# whats crackin



## Barrel_racer_0 (May 12, 2008)

Im pretty sure i had an account here a LONG time ago but I cant remember correctly. But Since Then alot has changed with my Horses. I currently own six horses among my ammidiate family that i live with. My Two personal horses are Chance(Registered Name: L'Ds Dream) and Twinkie(Registered Name:Way Bueno).Chance is a Appaloosa but he has poco bueno and doc bare in his lines not far back. Twinkie is a full bred Quarter Horse and i dont have his papers next to me but he has good lines. The my step dads horse is a 6yro QH gelding named Zippo he is a Zippo pine bar baby. My Little Brother has a 14yro Arabian Gelding Named Ransom(No Papers). And My moms new horse is a 4yro paint filly.

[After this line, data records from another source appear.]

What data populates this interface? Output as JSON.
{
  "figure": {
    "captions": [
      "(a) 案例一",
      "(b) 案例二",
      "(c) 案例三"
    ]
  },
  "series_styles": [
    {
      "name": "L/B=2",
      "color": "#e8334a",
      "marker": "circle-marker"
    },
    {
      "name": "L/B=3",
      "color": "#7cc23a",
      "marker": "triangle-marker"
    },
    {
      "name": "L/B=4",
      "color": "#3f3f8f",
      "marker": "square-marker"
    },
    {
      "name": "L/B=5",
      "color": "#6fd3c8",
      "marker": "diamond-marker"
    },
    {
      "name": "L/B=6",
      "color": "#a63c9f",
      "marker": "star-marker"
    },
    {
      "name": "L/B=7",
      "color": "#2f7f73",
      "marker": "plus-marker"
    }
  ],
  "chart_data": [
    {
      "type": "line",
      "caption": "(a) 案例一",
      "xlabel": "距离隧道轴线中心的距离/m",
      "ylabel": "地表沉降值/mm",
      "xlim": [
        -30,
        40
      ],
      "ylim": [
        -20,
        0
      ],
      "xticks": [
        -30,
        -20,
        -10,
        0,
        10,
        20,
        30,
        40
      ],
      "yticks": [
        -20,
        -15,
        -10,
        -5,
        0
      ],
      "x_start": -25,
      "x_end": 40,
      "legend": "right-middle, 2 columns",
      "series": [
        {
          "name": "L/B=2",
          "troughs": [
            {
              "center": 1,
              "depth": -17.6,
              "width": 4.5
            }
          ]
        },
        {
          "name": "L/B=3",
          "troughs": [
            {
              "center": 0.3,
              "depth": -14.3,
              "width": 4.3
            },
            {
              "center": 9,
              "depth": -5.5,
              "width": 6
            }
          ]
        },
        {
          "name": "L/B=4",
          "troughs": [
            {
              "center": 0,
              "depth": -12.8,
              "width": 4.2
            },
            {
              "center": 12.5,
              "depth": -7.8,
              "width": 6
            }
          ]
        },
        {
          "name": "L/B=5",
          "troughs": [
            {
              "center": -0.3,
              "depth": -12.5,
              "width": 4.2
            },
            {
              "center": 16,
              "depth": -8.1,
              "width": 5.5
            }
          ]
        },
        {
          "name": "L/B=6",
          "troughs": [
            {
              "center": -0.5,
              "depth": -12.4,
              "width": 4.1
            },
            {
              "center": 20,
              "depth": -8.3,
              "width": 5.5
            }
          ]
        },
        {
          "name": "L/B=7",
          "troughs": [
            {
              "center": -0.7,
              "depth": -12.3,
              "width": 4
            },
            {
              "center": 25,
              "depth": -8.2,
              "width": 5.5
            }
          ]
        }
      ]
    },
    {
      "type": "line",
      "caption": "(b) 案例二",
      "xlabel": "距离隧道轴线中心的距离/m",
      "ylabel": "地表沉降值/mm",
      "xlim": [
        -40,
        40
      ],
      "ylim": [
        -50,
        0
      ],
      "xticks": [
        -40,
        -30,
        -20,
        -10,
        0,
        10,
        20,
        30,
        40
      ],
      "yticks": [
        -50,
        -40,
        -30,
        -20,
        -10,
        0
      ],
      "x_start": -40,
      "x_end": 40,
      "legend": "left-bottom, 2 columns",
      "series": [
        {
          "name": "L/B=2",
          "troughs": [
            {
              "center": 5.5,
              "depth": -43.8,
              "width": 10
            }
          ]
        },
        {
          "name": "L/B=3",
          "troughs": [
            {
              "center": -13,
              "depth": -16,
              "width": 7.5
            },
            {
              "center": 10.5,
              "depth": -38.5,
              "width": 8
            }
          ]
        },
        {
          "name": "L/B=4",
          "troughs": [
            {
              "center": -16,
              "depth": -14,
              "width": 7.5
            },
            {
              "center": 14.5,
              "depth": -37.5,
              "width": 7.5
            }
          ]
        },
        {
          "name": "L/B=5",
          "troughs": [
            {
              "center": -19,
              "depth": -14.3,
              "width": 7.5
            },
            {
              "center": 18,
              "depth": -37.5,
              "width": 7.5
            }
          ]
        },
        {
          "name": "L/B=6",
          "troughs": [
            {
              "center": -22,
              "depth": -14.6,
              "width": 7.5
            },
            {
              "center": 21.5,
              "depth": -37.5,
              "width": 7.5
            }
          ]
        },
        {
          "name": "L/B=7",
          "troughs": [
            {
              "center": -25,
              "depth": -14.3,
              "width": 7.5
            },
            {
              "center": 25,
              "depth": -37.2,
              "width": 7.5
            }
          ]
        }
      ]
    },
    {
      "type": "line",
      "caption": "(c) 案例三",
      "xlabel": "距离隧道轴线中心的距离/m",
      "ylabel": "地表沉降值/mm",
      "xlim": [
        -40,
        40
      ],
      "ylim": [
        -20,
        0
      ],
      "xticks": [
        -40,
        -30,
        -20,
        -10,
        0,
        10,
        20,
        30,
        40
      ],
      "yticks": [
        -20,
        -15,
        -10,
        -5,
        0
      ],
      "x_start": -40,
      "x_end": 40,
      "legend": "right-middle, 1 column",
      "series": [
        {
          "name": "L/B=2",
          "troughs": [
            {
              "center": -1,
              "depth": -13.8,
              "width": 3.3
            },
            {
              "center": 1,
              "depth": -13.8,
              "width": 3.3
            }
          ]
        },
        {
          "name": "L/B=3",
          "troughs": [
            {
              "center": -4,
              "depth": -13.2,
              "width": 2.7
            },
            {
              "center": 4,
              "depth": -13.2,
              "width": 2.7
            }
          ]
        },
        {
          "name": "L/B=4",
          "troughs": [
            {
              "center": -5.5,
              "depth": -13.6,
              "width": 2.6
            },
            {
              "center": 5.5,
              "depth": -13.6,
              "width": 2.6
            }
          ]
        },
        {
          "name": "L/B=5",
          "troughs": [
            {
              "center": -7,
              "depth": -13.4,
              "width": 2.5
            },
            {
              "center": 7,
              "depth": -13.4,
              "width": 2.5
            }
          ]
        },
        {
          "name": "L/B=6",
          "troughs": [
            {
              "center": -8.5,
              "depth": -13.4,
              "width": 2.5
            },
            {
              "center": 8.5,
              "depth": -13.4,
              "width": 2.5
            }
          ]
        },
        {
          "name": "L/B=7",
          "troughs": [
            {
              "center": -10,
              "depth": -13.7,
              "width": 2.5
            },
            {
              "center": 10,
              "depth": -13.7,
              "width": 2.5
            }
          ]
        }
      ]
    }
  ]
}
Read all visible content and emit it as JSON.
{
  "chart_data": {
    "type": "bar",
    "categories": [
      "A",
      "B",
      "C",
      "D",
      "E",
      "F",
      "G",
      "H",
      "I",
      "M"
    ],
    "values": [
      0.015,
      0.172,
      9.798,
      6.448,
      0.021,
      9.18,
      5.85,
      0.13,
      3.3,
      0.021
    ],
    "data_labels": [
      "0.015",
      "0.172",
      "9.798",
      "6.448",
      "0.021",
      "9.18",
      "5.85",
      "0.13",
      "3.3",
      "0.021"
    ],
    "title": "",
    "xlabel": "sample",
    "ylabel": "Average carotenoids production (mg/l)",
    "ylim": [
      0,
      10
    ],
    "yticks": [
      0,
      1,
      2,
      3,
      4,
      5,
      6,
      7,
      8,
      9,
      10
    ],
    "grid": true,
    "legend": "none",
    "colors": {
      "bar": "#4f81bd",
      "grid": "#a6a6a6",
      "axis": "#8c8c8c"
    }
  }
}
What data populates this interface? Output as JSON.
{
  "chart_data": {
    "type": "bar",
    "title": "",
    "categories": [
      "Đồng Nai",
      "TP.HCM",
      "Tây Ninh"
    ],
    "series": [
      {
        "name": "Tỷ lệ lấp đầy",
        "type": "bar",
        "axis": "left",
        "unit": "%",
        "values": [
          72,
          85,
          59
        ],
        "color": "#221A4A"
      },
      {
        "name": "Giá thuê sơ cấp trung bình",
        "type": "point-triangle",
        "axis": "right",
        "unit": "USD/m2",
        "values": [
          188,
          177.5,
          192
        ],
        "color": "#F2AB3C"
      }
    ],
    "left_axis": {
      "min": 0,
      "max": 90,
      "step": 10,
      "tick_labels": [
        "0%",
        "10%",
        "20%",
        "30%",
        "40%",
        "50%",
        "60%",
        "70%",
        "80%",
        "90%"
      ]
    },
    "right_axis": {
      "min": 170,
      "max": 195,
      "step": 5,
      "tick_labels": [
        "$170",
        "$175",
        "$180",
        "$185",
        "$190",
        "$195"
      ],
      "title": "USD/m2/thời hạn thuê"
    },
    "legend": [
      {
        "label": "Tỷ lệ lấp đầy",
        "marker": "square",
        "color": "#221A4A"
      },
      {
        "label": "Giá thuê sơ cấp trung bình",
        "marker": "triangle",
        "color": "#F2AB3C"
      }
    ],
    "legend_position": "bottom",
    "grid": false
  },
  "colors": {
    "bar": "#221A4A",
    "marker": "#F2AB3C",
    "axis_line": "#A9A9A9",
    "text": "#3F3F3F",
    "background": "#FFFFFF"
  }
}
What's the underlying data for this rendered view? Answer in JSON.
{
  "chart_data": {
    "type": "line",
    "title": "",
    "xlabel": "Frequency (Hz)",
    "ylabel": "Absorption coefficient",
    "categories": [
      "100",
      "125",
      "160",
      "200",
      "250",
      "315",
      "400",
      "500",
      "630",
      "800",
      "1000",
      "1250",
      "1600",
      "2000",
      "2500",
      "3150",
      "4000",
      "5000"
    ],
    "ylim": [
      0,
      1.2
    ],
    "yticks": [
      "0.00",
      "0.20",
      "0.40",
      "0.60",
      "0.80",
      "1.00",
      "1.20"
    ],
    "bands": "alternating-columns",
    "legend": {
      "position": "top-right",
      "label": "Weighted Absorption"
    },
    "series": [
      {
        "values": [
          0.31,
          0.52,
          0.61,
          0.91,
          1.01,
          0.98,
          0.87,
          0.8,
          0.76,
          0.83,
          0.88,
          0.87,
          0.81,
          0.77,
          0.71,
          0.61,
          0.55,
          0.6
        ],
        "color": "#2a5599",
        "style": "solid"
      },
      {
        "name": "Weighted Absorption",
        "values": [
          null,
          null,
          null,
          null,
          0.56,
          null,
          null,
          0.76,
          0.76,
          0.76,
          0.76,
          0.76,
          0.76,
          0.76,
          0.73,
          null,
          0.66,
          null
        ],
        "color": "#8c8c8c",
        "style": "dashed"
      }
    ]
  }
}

My mom has her papers somewhere.

I Compete in barrel racing.Pole Bending.Reining.And Team Penning.

When I have more time I will post pictures of the horses.


----------



## PoptartShop (Jul 25, 2010)

Welcome back to the Horse Forum!! 
Have fun posting.


----------



## jazzyrider (Sep 16, 2007)

hiya
welcome to the forum


----------



## buckaroo2010 (Nov 7, 2007)

Welcome!


----------